O direito à opinião é um dos mais difíceis de conceder aos nossos filhos, que tantas vezes tentamos moldar à nossa imagem. Ao mesmo tempo, os adolescentes parecem reprimir os pensamentos e não os partilham com os pais, ávidos por entender o que se passa nas suas cabeças. Rita Castanheira Alves, a Psicóloga dos Miúdos, explica-nos como resolver este problema comunicacional e incentivar os miúdos a formar e dar a sua opinião. 

Numa consulta, um adolescente, cheio de ideias, muito expressivo e que gosta de falar da vida e do que sente, acabava de me dizer que não costumava falar assim com os pais. Questionei-o porquê, se tinha tantas ideias e gostava tanto de reflectir e debater assuntos. Encolheu os ombros e disse-me que quando tentava sentia-se desvalorizado, criticado e normalmente sentia que a opinião dele era posta na área da opinião dos «putos», que não sabem nada da vida. Por outro lado, eu já tinha assistido ao contrário nesta família: o adolescente não dar a opinião dele e os pais, impacientes, queixarem-se de que não tinha opinião para nada, que não pensava nem queria saber de nada.
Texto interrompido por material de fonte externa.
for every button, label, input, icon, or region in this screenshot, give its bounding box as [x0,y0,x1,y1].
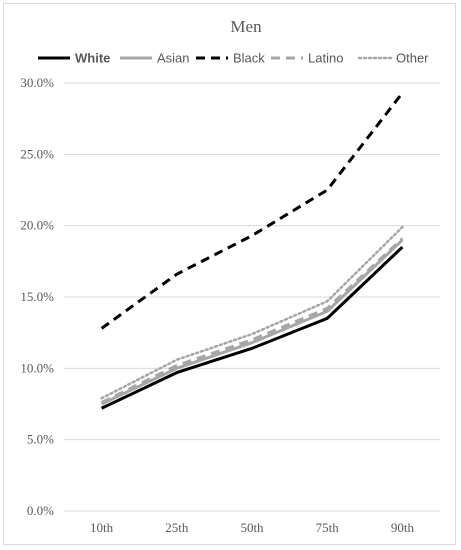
series-line-other [100,225,404,400]
y-tick-label: 30.0% [20,75,54,90]
y-axis-ticks: 0.0% 5.0% 10.0% 15.0% 20.0% 25.0% 30.0% [20,75,54,518]
y-tick-label: 15.0% [20,289,54,304]
x-tick-label: 75th [316,520,340,535]
series-line-black [100,92,404,330]
gridlines [64,82,440,512]
series-lines [100,92,404,410]
chart-frame [3,3,456,545]
y-tick-label: 0.0% [27,503,54,518]
legend-label-white: White [75,51,110,66]
x-tick-label: 25th [165,520,189,535]
series-line-white [100,245,404,410]
x-axis-ticks: 10th 25th 50th 75th 90th [90,520,414,535]
y-tick-label: 25.0% [20,146,54,161]
x-tick-label: 90th [391,520,415,535]
series-line-latino [100,237,404,404]
y-tick-label: 10.0% [20,360,54,375]
legend: White Asian Black Latino Other [38,51,429,66]
legend-label-asian: Asian [157,51,190,66]
legend-label-black: Black [233,51,265,66]
x-tick-label: 50th [240,520,264,535]
legend-label-latino: Latino [308,51,343,66]
y-tick-label: 5.0% [27,432,54,447]
y-tick-label: 20.0% [20,218,54,233]
legend-label-other: Other [396,51,429,66]
series-line-asian [100,238,404,406]
chart-title: Men [230,17,262,36]
x-tick-label: 10th [90,520,114,535]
Claramente, havia um problema de compreensão e de comunicação entre estes pais e este filho adolescente. Ele tinha opiniões, até bastantes e fundamentadas, vontade de as dar, mas recebeu mensagens contraditórias, que o fizeram recuar e optar por não partilhar o seu ponto de vista. Naturalmente, as mesmas reflectiam a idade, a fase e as experiências individuais, e essa contextualização é essencial para aceitar e interpretar a opinião do adolescente.

O direito à opinião é isso mesmo, um direito. Não é um dever, mas também não é uma proibição, como se se fosse demasiado novo para o fazer. As opiniões de cada um e o jogo de confronto entre diversas perspectivas são um ensaio para a vida real, de preparação para lidar com as diversas perspetivas. A aceitação do outro e a definição dos valores, crenças e perspectivas do próprio são essenciais para a construção da identidade.
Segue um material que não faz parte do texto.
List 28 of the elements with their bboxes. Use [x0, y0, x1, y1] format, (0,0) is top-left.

O direito à opinião inclui duas dimensões essenciais: escutar e aceitar.

Escutar passa por atentamente e empaticamente ouvir o que é dito, dedicar atenção e silêncio quando o adolescente expõe a sua perspectiva e não simplesmente ouvir.

Aceitar é o início fundamental para um caminho de confronto de perspectivas, aceitação recíproca, respeito pelo outro e eventualmente modificar opiniões ou integrar novos dados nas informações já assimiladas, o que pode provocar mudanças efectivas, ou não. Sem escuta efectiva e aceitação, dificilmente o adolescente sentirá vontade de dialogar, reflectir e ter a sua opinião. Se sentir à partida crítica, desvalorização ou desprezo pela sua opinião desistirá facilmente e será assim vedado um espaço fundamental de crescimento em família, de reflexão, construção de valores, crenças e, eventualmente, mudança de comportamentos e atitudes.

Se, por outro lado, se sentir excessivamente pressionado para ter uma opinião, ter de a expor sempre, ter de a apresentar devidamente fundamentada, irá provavelmente optar pelo silêncio e pela ausência de partilha de opinião, o que poderá levar inclusivamente à opção de não reflectir.

Internamente, há uma vida cerebral que contribui intensamente para que, mais do que em qualquer outro momento, a opinião tome um lugar importante para o adolescente.

Em termos de maturação cerebral, na adolescência assistimos a um aumento do pensamento lógico, a uma mudança através da qual o adolescente se torna capaz de avaliar, reavaliar, confrontar informação nova com a antiga e por isso reformular ideias, questionar-se e, por vezes, assumir uma postura quase existencialista.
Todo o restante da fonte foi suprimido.